4. The wrench stem structure of claim 1, wherein: the setting length of the perforation unit is longer than the length of the holding part.

5. The wrench stem structure of claim 1, wherein: the perforation unit is at least one long perforation, and has a hole length along the length direction of the body part and a hole height along the thickness direction of the body part, wherein the hole length is larger than the hole height.

6. The wrench stem structure of claim 1, wherein: the perforation unit is formed by at least two elongated perforations.

7. The wrench stem structure of claim 1, wherein: the perforation unit is provided with a plurality of circular perforations, each circular perforation has a hole length along the length direction of the body part and a hole height along the thickness direction of the body part, and the hole length of each circular perforation is equal to the hole height.

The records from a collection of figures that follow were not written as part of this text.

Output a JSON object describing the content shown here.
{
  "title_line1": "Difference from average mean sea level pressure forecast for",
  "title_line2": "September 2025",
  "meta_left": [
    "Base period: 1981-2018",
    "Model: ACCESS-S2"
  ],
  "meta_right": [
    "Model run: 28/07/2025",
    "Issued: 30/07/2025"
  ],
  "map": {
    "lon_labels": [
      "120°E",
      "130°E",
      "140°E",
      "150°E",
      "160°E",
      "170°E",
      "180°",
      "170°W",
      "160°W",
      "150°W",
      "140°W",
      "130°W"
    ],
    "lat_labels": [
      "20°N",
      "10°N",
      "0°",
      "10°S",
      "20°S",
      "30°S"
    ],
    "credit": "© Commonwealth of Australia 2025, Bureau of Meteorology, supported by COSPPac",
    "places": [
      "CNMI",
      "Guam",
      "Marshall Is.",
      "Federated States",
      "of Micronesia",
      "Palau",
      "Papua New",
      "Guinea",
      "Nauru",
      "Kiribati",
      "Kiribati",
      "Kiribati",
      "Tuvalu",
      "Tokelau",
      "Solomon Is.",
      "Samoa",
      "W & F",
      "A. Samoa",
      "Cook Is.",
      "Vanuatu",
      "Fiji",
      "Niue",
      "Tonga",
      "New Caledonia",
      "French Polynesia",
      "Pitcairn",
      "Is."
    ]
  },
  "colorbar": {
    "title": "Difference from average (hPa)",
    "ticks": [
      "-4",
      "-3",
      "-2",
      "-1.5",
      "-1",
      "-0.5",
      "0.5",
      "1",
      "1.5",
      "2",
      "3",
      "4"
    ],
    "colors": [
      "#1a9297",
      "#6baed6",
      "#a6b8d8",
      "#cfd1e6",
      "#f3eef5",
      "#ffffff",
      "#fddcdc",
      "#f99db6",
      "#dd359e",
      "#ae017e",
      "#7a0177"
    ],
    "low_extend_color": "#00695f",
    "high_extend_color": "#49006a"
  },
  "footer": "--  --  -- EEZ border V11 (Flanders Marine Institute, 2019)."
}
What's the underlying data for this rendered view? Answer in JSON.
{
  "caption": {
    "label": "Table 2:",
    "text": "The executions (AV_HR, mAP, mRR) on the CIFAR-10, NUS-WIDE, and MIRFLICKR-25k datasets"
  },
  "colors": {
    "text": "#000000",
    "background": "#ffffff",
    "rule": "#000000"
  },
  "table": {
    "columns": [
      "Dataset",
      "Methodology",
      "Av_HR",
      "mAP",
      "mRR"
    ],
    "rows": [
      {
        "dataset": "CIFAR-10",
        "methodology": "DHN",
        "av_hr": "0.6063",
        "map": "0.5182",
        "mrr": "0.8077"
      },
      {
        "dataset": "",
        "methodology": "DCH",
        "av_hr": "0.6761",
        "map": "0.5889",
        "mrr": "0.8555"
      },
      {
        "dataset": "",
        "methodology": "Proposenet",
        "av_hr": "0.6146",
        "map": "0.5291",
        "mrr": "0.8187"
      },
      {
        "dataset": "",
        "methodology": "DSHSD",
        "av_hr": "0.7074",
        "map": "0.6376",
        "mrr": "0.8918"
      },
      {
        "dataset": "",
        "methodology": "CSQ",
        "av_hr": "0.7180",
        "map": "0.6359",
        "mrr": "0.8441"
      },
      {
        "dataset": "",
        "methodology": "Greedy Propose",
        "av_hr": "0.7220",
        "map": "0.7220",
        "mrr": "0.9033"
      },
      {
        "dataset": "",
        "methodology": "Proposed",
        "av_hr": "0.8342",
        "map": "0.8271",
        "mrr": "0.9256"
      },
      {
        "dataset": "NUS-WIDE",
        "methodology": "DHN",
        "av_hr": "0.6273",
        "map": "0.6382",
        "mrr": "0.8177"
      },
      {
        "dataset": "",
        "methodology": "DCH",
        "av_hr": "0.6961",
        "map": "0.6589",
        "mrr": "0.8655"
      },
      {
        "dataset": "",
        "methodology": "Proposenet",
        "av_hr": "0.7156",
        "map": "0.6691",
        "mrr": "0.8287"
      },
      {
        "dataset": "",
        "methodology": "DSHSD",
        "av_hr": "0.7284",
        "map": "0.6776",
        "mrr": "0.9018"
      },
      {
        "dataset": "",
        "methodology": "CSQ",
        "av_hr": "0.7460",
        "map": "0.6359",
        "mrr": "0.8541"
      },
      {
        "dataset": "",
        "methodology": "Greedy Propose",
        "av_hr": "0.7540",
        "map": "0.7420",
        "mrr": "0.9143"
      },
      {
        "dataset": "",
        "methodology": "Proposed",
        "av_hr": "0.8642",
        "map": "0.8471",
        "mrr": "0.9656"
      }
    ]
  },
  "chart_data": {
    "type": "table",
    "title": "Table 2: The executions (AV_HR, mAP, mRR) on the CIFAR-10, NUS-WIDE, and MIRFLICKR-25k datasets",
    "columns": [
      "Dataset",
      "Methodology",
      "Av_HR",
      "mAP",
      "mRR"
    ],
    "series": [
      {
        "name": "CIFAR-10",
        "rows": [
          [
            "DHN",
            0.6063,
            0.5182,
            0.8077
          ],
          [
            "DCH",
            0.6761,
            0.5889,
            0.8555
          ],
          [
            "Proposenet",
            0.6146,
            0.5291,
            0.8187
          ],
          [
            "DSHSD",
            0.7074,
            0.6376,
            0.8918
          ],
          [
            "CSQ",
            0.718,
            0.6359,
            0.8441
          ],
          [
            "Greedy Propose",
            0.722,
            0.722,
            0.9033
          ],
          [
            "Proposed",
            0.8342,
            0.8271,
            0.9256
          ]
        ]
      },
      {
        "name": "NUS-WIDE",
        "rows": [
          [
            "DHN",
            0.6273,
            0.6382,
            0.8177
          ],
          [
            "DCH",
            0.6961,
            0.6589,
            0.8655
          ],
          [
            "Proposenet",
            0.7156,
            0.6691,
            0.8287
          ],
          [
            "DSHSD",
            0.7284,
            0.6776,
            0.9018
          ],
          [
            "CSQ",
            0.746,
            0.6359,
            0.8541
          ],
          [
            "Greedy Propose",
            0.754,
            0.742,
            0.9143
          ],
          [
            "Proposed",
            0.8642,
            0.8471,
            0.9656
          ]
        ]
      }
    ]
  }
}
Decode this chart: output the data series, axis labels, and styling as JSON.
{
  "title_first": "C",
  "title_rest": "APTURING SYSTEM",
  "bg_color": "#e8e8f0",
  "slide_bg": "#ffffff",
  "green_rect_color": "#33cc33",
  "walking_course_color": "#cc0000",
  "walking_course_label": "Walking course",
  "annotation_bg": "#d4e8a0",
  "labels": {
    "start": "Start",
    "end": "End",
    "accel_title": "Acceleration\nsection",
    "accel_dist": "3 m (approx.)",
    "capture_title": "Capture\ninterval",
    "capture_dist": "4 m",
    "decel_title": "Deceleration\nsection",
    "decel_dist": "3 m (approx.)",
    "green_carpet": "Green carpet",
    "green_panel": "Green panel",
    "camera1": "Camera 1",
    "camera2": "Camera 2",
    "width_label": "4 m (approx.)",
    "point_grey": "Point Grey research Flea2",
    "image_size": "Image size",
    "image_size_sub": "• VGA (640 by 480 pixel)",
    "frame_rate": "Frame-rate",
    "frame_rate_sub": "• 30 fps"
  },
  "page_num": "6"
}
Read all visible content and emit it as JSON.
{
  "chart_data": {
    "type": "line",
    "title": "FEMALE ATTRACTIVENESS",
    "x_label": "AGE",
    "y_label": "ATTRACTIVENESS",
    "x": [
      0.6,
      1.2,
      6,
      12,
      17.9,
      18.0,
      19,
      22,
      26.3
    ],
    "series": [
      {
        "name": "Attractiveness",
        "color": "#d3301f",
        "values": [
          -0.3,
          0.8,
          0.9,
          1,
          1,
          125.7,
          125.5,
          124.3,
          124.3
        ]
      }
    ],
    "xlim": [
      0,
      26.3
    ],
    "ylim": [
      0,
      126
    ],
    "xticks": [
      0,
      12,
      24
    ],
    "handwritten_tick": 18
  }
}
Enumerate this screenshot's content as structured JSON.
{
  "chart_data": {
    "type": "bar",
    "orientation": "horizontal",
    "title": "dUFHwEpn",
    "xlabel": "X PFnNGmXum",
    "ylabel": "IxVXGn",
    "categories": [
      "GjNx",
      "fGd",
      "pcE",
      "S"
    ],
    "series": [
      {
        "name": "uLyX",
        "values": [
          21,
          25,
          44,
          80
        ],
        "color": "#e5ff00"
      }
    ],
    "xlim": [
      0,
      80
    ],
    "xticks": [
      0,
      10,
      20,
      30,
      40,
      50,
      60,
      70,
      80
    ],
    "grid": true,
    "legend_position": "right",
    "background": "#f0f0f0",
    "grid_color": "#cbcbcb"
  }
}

8. The wrench stem structure of claim 7, wherein: the hole length of each circular perforation is the same, and the interval between the circular perforations is equal interval.

9. The wrench stem structure of claim 7, wherein: the hole lengths of the circular perforations are different, and the intervals among the circular perforations are equal.

10. The wrench stem structure of claim 7, wherein: the hole lengths of the circular perforations are the same, and the intervals among the circular perforations are unequal intervals.

11. A wrench stem structure according to any one of claims 1 to 10, wherein: the ratio of the sum of the hole lengths of the perforation units to the length of the body is between 0.5 and 0.9.

12. A wrench stem structure according to any one of claims 1 to 10, wherein: the ratio of the hole height of the perforation unit to the thickness of the rod body is between 0.6 and 0.9.

13. A wrench stem structure according to any one of claims 1 to 10, wherein: the length of the body is multiple times that of the holding part.

14. The wrench stem structure of claim 1, wherein: the holding part of the rod body is provided with a force application direction which is parallel to the axial direction of the lug connection hole and the penetrating direction of the perforating unit.